23.1 Bestemmingsomschrijving
De voor ‘Leiding – Hoogspanningsverbinding’ aangewezen gronden zijn, behalve voor de andere daar voorkomende bestemming(en), mede bestemd voor een (bovengrondse) hoogspanningsverbinding, met een belemmerde strook ter breedte van 35 m aan weerszijden van de hartlijn ter plaatse van de aanduiding “hartlijn leiding – hoogspanningsverbinding”.
23.2 Bouwregels
-
In afwijking van het bepaalde in de aangegeven andere bestemming mag op of in deze gronden niet worden gebouwd, anders dan voor deze bestemming.
-
Op of in deze gronden mogen geen gebouwen worden gebouwd.
-
Voor het bouwen van bouwwerken, geen gebouwen zijnde, geldt de volgende regel:
-
de bouwhoogte van hoogspanningsverbindingen mag niet meer dan 30 m bedragen.

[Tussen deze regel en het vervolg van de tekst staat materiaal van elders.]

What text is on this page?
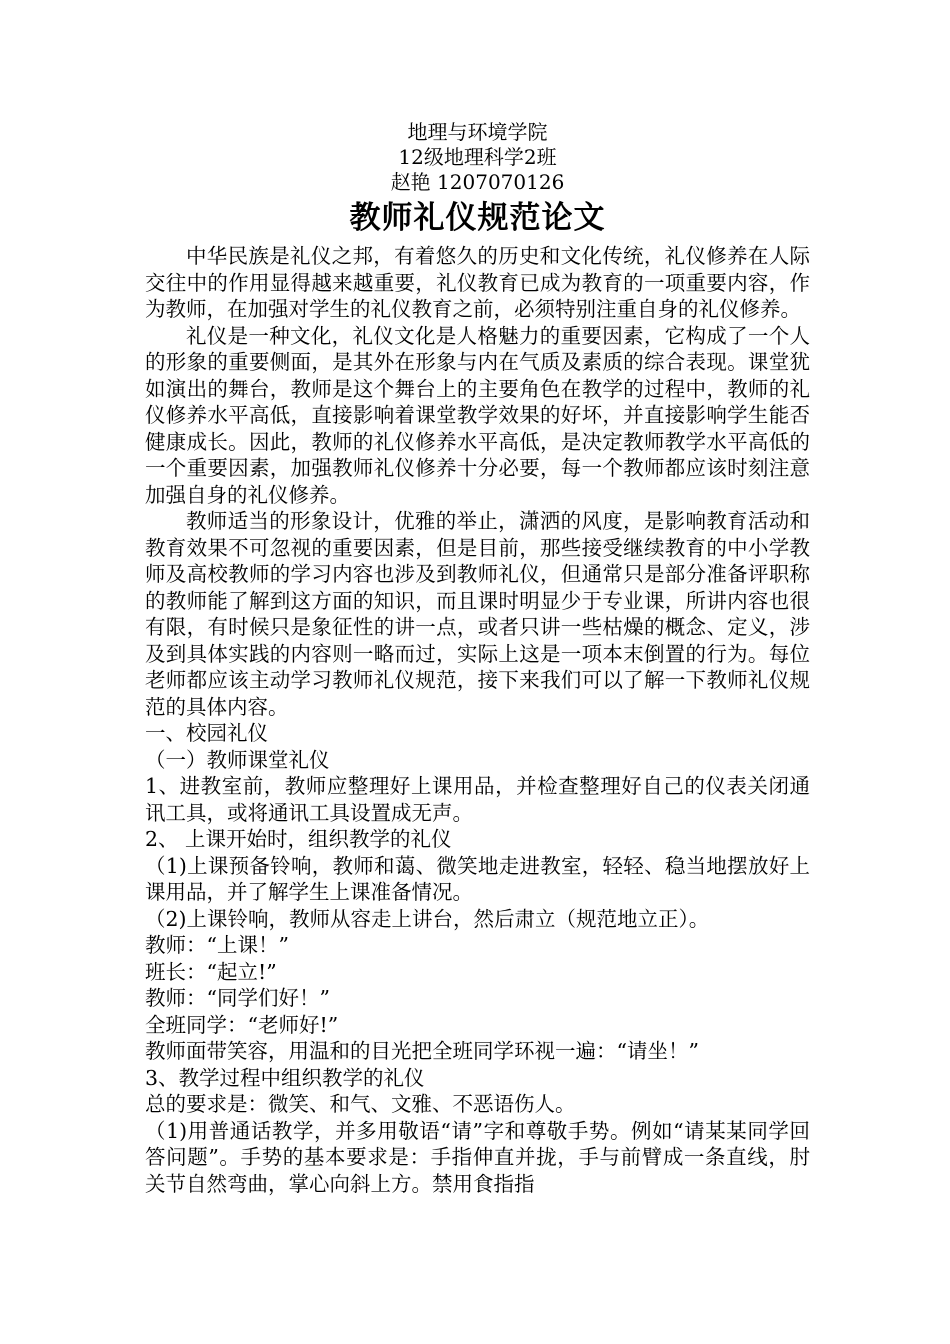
地理与环境学院

12级地理科学2班

赵艳 1207070126

教师礼仪规范论文

中华民族是礼仪之邦，有着悠久的历史和文化传统，礼仪修养在人际交往中的作用显得越来越重要，礼仪教育已成为教育的一项重要内容，作为教师，在加强对学生的礼仪教育之前，必须特别注重自身的礼仪修养。

礼仪是一种文化，礼仪文化是人格魅力的重要因素，它构成了一个人的形象的重要侧面，是其外在形象与内在气质及素质的综合表现。课堂犹如演出的舞台，教师是这个舞台上的主要角色在教学的过程中，教师的礼仪修养水平高低，直接影响着课堂教学效果的好坏，并直接影响学生能否健康成长。因此，教师的礼仪修养水平高低，是决定教师教学水平高低的一个重要因素，加强教师礼仪修养十分必要，每一个教师都应该时刻注意加强自身的礼仪修养。

教师适当的形象设计，优雅的举止，潇洒的风度，是影响教育活动和教育效果不可忽视的重要因素，但是目前，那些接受继续教育的中小学教师及高校教师的学习内容也涉及到教师礼仪，但通常只是部分准备评职称的教师能了解到这方面的知识，而且课时明显少于专业课，所讲内容也很有限，有时候只是象征性的讲一点，或者只讲一些枯燥的概念、定义，涉及到具体实践的内容则一略而过，实际上这是一项本末倒置的行为。每位老师都应该主动学习教师礼仪规范，接下来我们可以了解一下教师礼仪规范的具体内容。

一、校园礼仪

（一）教师课堂礼仪

1、进教室前，教师应整理好上课用品，并检查整理好自己的仪表关闭通讯工具，或将通讯工具设置成无声。

2、 上课开始时，组织教学的礼仪

（1)上课预备铃响，教师和蔼、微笑地走进教室，轻轻、稳当地摆放好上课用品，并了解学生上课准备情况。

（2)上课铃响，教师从容走上讲台，然后肃立（规范地立正）。

教师：“上课！”

班长：“起立!”

教师：“同学们好！”

全班同学：“老师好!”

教师面带笑容，用温和的目光把全班同学环视一遍：“请坐！”

3、教学过程中组织教学的礼仪

总的要求是：微笑、和气、文雅、不恶语伤人。

（1)用普通话教学，并多用敬语“请”字和尊敬手势。例如“请某某同学回答问题”。手势的基本要求是：手指伸直并拢，手与前臂成一条直线，肘关节自然弯曲，掌心向斜上方。禁用食指指
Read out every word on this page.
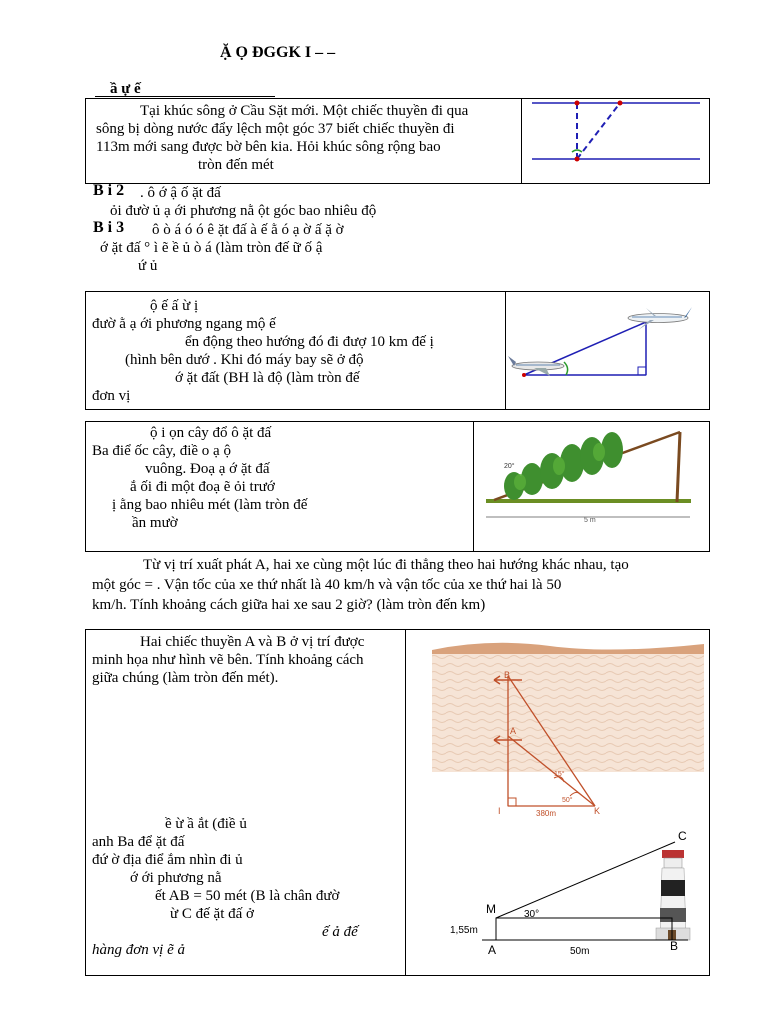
Ặ Ọ ĐGGK I – –
ầ ự ế
Tại khúc sông ở Cầu Sặt mới. Một chiếc thuyền đi qua
sông bị dòng nước đẩy lệch một góc 37 biết chiếc thuyền đi
113m mới sang được bờ bên kia. Hỏi khúc sông rộng bao
tròn đến mét
B i 2 . ô ớ ậ ố ặt đấ
ỏi đườ ủ ạ ới phương nằ ột góc bao nhiêu độ
B i 3 ô ò á ó ó ê ặt đấ à ế ằ ó ạ ờ ấ ặ ờ
ớ ặt đấ ° ì ẽ ề ủ ò á (làm tròn đế ữ ố ậ
ứ ủ
ộ ế ấ ừ ị
đườ ằ ạ ới phương ngang mộ ế
ển động theo hướng đó đi đượ 10 km đế ị
(hình bên dướ . Khi đó máy bay sẽ ở độ
ớ ặt đất (BH là độ (làm tròn đế
đơn vị
ộ i ọn cây đổ ô ặt đấ
Ba điể ốc cây, điề o ạ ộ
vuông. Đoạ ạ ớ ặt đấ
ắ ối đi một đoạ ẽ ỏi trướ
ị ằng bao nhiêu mét (làm tròn đế
ần mườ
20°
5 m
Từ vị trí xuất phát A, hai xe cùng một lúc đi thẳng theo hai hướng khác nhau, tạo
một góc = . Vận tốc của xe thứ nhất là 40 km/h và vận tốc của xe thứ hai là 50
km/h. Tính khoảng cách giữa hai xe sau 2 giờ? (làm tròn đến km)
Hai chiếc thuyền A và B ở vị trí được
minh họa như hình vẽ bên. Tính khoảng cách
giữa chúng (làm tròn đến mét).
ề ừ ầ ắt (điề ủ
anh Ba để ặt đấ
đứ ờ địa điể ắm nhìn đi ủ
ớ ới phương nằ
ết AB = 50 mét (B là chân đườ
ừ C đế ặt đấ ở
ế ả đế
hàng đơn vị ẽ ả
B
A
I	K
15°
50°
380m
C
M	30°
1,55m
A	50m	B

23.3 Afwijken van de bouwregels
Het bevoegd gezag kan bij omgevingsvergunning afwijken van het bepaalde in lid 23.2 en toestaan dat de in de basisbestemming genoemde gebouwen en andere bouwwerken toch mogen worden gebouwd op voorwaarde dat:
-
er geen schade wordt toegebracht aan de hoogspanningsverbinding en het functioneren daarvan niet nadelig wordt beïnvloed;
-
hierover advies is gevraagd van de hoogspanningsverbindingbeheerder.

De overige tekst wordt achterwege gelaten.